Parmi les projets abandonnés, on apprend aujourd'hui qu'Apple aurait envisagé une fonction Apple Intelligence capable de réorganiser automatiquement les apps sur l’écran d’accueil de l'iPhone.
Un écran d'accueil piloté par une IA
Selon The Information, des équipes placées sous la responsabilité de Craig Federighi auraient présenté des concepts d’écran d’accueil intelligent : l’idée étant que l’iPhone puisse modifier l’emplacement des apps sur le Home Screen en fonction des usages. En clair, une logique similaire à ce que font déjà certaines suggestions (Siri Suggestions, widgets, App Library), mais appliquée directement à la grille principale, celle que l’on consulte le plus.
Dans une telle approche, une app de navigation pourrait ainsi se déplacer sur l'écran, par exemple remonter automatiquement le matin et redescendre en fin de journée (une app de visioconférence se rendre plus accessible pendant les heures de travail, et une app de streaming s’imposer le soir).

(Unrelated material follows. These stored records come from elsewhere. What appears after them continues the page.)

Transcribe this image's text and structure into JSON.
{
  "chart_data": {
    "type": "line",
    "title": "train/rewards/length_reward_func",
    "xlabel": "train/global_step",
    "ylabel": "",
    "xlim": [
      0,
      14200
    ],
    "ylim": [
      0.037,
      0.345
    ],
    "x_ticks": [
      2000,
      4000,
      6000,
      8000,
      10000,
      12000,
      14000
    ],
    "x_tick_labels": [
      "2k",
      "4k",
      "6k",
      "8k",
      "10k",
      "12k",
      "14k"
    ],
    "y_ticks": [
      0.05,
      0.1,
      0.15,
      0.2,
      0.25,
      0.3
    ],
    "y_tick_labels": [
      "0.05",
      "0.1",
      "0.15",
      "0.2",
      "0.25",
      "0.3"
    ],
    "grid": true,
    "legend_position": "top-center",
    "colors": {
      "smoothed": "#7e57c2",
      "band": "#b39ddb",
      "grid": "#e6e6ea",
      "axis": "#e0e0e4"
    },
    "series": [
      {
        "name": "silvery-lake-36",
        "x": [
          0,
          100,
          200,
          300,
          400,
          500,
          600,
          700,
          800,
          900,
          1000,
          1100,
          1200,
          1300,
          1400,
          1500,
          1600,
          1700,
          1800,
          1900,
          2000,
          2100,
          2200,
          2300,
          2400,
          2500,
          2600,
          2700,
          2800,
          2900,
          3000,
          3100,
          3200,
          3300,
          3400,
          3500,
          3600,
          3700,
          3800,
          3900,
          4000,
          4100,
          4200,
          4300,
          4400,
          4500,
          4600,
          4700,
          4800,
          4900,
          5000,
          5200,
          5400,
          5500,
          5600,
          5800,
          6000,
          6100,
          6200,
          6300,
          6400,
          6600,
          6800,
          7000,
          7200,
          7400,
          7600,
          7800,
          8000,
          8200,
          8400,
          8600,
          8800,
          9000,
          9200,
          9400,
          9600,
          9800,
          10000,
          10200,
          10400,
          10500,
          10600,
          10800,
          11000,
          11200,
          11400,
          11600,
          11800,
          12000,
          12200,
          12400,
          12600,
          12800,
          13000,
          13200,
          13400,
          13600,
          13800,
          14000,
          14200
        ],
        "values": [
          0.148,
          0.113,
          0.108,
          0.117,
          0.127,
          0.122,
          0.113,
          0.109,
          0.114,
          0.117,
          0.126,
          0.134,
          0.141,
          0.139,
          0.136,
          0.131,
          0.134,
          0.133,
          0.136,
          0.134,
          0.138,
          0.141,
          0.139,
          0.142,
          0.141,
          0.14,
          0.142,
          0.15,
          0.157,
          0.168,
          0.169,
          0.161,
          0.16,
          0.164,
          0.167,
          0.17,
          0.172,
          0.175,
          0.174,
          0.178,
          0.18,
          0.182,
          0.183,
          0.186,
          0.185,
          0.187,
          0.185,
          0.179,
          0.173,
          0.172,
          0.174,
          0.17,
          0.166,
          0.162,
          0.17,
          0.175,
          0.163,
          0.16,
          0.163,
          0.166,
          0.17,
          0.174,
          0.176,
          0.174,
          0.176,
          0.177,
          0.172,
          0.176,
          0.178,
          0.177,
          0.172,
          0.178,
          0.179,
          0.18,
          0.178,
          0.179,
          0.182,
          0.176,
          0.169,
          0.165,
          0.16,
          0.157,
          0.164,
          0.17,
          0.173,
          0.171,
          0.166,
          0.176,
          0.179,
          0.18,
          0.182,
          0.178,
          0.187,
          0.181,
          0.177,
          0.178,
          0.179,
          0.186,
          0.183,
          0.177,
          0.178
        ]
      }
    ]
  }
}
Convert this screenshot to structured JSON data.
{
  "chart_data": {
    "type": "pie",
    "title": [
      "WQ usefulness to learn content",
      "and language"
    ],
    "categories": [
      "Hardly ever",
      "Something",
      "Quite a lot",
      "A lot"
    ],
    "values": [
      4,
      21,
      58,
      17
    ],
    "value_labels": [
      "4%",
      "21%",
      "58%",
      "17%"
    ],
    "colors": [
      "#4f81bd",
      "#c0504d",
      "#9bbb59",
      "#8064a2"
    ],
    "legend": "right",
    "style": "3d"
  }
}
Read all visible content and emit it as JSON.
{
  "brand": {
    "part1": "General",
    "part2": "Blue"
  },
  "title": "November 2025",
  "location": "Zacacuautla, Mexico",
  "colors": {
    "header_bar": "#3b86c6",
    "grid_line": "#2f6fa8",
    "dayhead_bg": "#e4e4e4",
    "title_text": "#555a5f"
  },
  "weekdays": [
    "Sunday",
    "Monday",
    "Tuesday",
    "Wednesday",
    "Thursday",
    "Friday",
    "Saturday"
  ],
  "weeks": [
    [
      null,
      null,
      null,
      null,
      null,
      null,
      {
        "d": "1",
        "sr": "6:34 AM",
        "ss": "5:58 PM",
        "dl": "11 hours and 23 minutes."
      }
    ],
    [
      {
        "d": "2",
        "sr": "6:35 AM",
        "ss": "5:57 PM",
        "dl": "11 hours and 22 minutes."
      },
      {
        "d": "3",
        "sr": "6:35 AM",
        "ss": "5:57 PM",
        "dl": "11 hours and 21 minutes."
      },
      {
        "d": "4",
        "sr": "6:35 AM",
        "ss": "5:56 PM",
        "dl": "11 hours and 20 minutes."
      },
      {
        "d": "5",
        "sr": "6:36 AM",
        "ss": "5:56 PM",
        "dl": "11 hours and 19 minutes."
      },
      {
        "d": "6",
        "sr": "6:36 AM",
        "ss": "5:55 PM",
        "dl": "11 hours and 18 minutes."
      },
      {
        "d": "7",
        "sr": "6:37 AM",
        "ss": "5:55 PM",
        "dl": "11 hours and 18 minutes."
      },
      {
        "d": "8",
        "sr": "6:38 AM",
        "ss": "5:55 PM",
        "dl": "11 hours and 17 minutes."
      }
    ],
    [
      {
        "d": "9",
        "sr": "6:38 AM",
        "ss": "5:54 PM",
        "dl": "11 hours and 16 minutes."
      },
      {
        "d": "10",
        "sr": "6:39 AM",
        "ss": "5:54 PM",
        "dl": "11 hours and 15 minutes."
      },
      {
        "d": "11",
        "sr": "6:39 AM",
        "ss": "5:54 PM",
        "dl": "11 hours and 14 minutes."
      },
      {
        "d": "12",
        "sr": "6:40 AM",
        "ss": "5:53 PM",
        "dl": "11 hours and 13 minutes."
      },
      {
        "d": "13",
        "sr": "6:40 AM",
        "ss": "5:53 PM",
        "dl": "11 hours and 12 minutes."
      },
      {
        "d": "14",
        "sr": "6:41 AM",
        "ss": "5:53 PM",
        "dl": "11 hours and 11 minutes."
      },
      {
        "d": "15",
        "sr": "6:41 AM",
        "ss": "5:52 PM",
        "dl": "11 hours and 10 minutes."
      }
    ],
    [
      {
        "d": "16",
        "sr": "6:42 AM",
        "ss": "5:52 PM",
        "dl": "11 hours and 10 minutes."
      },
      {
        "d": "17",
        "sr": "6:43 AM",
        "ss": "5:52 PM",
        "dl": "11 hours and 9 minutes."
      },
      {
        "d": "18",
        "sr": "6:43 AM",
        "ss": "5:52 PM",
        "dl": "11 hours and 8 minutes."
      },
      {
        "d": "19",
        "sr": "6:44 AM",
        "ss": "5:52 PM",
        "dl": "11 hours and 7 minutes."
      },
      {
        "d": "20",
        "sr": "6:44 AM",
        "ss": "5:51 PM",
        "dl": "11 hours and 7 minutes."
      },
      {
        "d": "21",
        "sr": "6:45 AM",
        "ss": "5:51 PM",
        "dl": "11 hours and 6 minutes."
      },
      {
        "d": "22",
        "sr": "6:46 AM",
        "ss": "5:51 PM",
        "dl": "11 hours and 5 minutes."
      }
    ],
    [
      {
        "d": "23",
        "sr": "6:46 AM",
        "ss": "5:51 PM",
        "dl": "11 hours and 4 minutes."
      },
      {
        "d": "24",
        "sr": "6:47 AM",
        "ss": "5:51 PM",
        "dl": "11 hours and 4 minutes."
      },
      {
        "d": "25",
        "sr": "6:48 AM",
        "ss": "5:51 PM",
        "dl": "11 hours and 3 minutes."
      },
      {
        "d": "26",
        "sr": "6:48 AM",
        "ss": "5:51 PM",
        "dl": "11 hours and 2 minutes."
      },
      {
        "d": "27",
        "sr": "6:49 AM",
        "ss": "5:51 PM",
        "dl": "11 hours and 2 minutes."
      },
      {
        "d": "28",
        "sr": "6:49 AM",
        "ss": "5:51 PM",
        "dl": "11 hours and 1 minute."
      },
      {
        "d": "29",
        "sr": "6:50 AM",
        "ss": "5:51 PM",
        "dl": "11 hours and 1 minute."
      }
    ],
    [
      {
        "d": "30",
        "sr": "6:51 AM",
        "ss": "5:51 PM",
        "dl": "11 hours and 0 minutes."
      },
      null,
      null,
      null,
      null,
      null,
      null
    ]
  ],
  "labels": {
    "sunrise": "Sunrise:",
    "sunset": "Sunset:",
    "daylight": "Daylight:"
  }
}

En théorie, l’iPhone anticipe ce dont l'utilisateur a besoin en réduisant le nombre de gestes.
Trop risqué ?
Toujours d’après le rapport, Craig Federighi aurait refusé le concept, estimant qu’il pourrait désorienter les utilisateurs. Beaucoup d’entre eux reposent sur une habitude —un effet de mémoire— : une app est toujours au même endroit, accessible rapidement sans réfléchir. Si les icônes se déplacent, ce repère disparaît.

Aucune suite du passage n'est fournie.